Pride Goeth Before a Parade
September 2, 2003
Recently, the media has been all a-twitter over gay-related matters. What with the move to legalize gay marriages, the Supreme Court's giving sodomy its version of the Good Housekeeping Seal of Approval, and a virtual gaggle of Gay Pride Parades, you could easily get the impression that America has gone gaga over gayhood.
Unlike most people who claim they don't care what consenting adults do in the privacy of their bedroom, I really mean it. When you get right down to it, nearly everything that other people do, from playing golf to guzzling beer, strikes me as irrational. But I have to acknowledge that it's really none of my business. I don't even care if people use drugs. Where do I get off telling others not to shoot heroin or snort cocaine if that's what the geeks enjoy? My only concern is with anti-social behavior that injures other people. So, I'd turn a blind eye to all the empty whisky bottles in my neighbor's trash barrel so long as he didn't beat his kids or run down a pedestrian as a result of his drinking. However, if he crossed that line, I'd throw the book at him. And he wouldn't get to cop a plea on the grounds that he was a victim, himself -- a victim of bad old John Barleycorn. I hold everyone responsible for his own actions. I blame the shooter, not the gun. It seems pretty clear that God believes in self-will. And so do I.
My only problem with gay men is that their life style very often leads to AIDS, and that single disease is draining off far too much research funding from diseases that aren't the direct result of promiscuous sexual behavior. Until medical science comes up with cures for, say, leukemia, Parkinson's and Alzheimers, I'll resent every nickel that's deflected to finding a cure for AIDS. To hear the well-orchestrated wails from the gay community, you'd think the government was short-changing research in that area because of homophobia. The fact is, the gays, thanks to their political clout and their disproportionately huge numbers in high-profile Hollywood,have strong-armed hundreds of millions of dollars for their own cause.

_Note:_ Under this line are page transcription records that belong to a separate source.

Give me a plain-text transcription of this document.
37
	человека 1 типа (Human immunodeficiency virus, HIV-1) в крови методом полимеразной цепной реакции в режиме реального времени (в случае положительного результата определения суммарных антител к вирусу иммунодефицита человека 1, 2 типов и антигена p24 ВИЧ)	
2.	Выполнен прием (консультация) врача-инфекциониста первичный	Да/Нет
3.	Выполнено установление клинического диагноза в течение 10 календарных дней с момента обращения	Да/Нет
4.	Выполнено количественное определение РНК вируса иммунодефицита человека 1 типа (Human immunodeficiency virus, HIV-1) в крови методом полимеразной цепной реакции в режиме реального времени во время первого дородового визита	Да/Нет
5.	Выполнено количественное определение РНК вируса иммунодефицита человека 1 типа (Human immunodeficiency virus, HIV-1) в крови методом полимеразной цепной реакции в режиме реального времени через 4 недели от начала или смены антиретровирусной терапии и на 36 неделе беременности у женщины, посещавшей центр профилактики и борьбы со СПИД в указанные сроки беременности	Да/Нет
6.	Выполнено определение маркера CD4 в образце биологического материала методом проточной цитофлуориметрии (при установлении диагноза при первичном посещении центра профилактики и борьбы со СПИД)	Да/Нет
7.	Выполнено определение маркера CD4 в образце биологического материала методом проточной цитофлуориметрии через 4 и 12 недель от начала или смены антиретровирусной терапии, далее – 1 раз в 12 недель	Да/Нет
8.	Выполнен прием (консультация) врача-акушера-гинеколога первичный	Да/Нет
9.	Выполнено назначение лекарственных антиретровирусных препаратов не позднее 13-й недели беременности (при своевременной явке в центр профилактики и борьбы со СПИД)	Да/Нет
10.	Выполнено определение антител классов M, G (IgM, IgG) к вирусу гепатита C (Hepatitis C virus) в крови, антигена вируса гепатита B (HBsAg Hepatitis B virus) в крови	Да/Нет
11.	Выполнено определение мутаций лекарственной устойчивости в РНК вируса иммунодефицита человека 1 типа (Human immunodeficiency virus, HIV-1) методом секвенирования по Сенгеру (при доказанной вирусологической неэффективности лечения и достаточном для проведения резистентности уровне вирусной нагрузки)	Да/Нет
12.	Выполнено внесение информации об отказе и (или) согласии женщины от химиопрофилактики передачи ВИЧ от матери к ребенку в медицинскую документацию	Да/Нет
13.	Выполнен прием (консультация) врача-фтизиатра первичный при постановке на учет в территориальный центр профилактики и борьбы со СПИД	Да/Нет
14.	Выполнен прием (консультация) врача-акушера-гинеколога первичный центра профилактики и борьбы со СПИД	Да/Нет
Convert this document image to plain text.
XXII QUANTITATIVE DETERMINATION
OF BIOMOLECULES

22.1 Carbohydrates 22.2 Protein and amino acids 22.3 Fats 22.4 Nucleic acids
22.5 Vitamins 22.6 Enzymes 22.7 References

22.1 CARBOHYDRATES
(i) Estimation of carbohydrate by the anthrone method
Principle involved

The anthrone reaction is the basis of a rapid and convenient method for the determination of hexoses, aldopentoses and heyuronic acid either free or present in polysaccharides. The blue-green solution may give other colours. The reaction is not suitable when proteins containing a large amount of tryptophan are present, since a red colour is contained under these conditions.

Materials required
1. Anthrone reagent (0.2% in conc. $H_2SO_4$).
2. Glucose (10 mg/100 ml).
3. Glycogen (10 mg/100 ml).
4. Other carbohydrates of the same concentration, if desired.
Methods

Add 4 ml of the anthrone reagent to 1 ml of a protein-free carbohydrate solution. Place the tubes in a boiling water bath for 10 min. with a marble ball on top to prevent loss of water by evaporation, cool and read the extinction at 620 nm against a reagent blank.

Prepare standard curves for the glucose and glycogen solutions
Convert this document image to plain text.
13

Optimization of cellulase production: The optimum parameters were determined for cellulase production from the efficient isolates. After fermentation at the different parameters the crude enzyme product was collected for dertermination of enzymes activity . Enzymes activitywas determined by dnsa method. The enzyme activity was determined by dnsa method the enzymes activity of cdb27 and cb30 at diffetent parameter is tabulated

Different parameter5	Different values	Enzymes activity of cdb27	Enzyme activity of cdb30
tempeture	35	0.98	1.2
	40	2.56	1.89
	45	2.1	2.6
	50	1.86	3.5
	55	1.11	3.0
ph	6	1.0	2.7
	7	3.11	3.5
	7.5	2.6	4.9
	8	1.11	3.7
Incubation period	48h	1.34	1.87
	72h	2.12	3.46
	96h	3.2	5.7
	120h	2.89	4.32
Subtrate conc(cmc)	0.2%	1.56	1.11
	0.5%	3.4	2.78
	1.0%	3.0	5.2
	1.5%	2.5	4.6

Every time you spotted one of those ubiquitous red ribbons or saw Elizabeth Taylor at some gala fund-raiser, you should have been thinking of some little kid dying of cancer instead of Ed Harris in "The Hours."
Frankly, I'd like to know how grown men, who are famous for regarding themselves as sensitive and compassionate -- the same men who insist on having unprotected anal intercourse, and wind up afflicted with AIDS -- feel they're entitled to research funds that might otherwise go to save suffering children? Understand, I truly have no problem with homosexuals being homosexual. I wouldn't go so far as to say that some of my best friends are gay, but, having worked in show business for thirty-five years, I've known a lot of them and I've liked a lot of them. In fact, I've never figured out why so many heterosexual men seem to despise gays. All I can say is that when I was younger and actively engaged in the pursuit of women, I appreciated every bright, successful, good-looking man, who wasn't a competitor.
I know that some people hypothesize that inside every macho gay-basher is an interior decorator screaming to get out and do something about those drapes in the living room. Maybe, but I doubt it. By that reasoning, every anti-Semite is really dying to study Torah and start observing the Sabbath a day early. What does confound me about gays is their constant need to parade. What's that all about? I realize that, for some of them, there is a deep-seated desire to play dress-up. More power to them. But from whence springs this insatiable need to create gridlock?
And what the hell is Gay Pride all about? Coming out of the closet is one thing, but coming all the way out into the middle of the street and disrupting city traffic is just plain rude.
Finally, why on earth should anybody be so darn proud to be gay? I'm not saying they should be ashamed of who they are. But from everything I've read and heard, people are simply born that way. It's all in the chromosomes, they insist. Fine. I accept that they're born gay just as others are born heterosexual. But if that's the case, what cause have they to be proud of it? If it's not an acquired talent, a learned skill, not even a minoraccomplishment, then it's tantamount to being proud to have red hair or green eyes or, you should pardon the expression, a straight nose. However, that's not pride, it's vanity. When you get right down to it, Bach, Shakespeare and Pasteur, to name just a few high-achievers, never felt the need to march in some silly parade in downtown San Francisco. So, how is it that every other day, or so it seems, a thousand guys whose only claim to fame is based on the particular orifice into which they prefer to insert their male organ can't resist the urge to merge on Market Street?